Last season’s rise in profit comes as the club’s wage-to-turnover ­ratio fell to 50 per cent from 55 per cent.

Wages stood at £197.5 compared to £193.8m in the earlier season.

In 2015-2016, commercial revenue increased 2.8 per cent to £177.9 from £173m and broadcast revenue was up 19 per cent to £161.4 from £135.4m, thanks to City’s run to the semi-finals of the UEFA Champions League. Matchday revenue rose by 21 per cent to £52.5 from £43.3m after the club’s Etihad Stadium was expanded to a capacity of 55,000 seats for the start of the 2015-16 season.

The club also made a profit of £20.7 on player sales during the period compared to a profit of £12.9m a season earlier.

City’s chairman, Khaldoon Al Mubarak, said in its annual report that the 2015-16 season was a turning point in the club’s evolution.

He added: “Manchester City has now reached a level of sporting and commercial maturity that allows one to feed the ­other.”

“I believe the 2016-17 season represents the beginning of a critical new phase in the evolution of Manchester City. We know that we have the playing, coaching and off-field capabilities at our disposal to achieve great things in English and European football in the years ahead,” Mr Al Mubarak said.

Manchester City currently sit at the top of the English Premier League table after an exciting start under new coach Pep Guardiola and a number of new signings, including young English defender John Stones, bought from Everton for a reported fee of £47.5m.

In October, Manchester City reported its first profit in the seven years since Sheikh Mansour bin Zayed bought it in 2008.

The club ranked sixth in Del­oitte’s football money league for the 2014-2015 season when it became only the second English club ever to break the £350m revenue barrier, Deloitte said in January.

Real Madrid, Barcelona and City’s local rivals Manchester United are the top three, all earning revenue of more than £500m.

Manchester City is part of City Football Group, which is majority owned by Sheikh Mansour’s Abu Dhabi United Group.
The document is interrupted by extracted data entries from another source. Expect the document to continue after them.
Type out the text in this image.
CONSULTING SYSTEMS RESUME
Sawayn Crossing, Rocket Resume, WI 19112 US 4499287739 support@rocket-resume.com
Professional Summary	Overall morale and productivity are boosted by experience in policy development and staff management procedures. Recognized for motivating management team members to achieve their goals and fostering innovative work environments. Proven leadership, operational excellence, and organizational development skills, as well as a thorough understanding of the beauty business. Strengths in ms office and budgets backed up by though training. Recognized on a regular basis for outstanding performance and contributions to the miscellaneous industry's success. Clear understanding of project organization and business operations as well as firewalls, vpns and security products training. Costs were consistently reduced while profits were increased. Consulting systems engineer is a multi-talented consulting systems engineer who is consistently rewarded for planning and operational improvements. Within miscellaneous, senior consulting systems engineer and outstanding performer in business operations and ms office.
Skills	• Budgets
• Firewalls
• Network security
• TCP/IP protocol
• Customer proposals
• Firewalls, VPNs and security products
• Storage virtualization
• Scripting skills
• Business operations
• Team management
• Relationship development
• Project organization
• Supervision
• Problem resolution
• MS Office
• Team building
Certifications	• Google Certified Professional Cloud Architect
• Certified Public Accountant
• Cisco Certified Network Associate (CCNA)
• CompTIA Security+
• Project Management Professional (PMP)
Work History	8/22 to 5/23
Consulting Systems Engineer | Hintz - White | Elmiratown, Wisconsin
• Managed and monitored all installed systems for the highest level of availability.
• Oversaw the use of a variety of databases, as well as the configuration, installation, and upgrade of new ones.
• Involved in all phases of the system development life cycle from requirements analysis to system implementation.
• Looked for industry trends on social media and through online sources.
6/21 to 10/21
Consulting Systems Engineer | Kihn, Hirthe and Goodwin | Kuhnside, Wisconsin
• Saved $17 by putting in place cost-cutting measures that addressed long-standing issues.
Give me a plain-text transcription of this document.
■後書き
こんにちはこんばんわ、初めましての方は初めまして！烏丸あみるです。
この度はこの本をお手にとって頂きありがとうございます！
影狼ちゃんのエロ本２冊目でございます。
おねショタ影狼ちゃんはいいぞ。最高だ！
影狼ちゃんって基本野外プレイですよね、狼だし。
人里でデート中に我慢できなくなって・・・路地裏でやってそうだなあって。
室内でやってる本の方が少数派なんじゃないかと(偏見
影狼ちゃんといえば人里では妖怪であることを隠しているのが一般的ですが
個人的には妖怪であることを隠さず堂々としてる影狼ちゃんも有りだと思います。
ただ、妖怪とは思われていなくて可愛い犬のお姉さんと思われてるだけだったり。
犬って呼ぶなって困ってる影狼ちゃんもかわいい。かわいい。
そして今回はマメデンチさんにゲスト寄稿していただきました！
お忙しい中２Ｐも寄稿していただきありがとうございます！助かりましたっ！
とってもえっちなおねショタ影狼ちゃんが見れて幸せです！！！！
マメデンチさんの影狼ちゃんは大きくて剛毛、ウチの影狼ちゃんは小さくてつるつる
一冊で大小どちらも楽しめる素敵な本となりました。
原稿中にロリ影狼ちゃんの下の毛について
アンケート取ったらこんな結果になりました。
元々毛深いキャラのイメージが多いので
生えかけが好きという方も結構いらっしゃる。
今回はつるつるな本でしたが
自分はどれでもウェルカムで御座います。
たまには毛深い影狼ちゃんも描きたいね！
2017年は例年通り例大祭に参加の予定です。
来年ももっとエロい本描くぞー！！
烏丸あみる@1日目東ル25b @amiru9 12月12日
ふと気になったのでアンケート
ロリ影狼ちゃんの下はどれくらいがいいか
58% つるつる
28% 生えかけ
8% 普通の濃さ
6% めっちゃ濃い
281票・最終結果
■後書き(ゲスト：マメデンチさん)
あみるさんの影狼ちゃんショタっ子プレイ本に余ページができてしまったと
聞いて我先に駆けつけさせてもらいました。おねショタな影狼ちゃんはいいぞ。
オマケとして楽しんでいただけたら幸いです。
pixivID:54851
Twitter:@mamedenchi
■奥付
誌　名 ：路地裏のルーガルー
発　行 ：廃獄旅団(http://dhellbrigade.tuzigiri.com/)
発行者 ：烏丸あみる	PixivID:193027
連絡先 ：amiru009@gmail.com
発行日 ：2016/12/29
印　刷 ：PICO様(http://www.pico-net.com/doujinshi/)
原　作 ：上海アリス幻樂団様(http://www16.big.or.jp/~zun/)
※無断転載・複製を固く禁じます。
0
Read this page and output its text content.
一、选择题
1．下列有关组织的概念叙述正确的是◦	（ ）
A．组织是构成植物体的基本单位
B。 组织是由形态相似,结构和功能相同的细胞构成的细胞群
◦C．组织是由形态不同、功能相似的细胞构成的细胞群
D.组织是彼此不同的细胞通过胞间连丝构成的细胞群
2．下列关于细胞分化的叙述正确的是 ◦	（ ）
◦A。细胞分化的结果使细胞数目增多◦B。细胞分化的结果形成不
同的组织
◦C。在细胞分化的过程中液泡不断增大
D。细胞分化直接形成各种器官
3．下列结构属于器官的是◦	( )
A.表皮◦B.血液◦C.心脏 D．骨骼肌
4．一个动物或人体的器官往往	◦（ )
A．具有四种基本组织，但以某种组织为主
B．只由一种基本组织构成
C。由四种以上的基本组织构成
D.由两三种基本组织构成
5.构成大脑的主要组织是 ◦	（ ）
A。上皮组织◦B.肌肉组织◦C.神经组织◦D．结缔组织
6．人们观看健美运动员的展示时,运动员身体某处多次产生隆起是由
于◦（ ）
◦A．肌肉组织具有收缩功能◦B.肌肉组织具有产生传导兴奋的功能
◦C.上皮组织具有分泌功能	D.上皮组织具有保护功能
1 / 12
As well as Manchester City, the group includes football clubs New York City FC, Melbourne City and Yokohama F Marinos, the Japanese team in which it has a minority stake.

In December, a consortium led by China Media Capital (CMC) Holdings paid US$400m for a 13 per cent stake in City Football Group, valuing the company at $3 billion.

“Our new partners are instrumental in our ability to understand and foster the opportunities for our group in China,” City’s chief executive Ferran Soriano said in the annual report.

“As our commercial structure continued to mature, we opened new offices in Singapore and Shanghai…We are confident that all these positives will make for an even better 12 months to come.”

From the current season, all 20 English Premier League clubs will share a £10.4bn global television deal. The three-year agreement is the biggest in world football.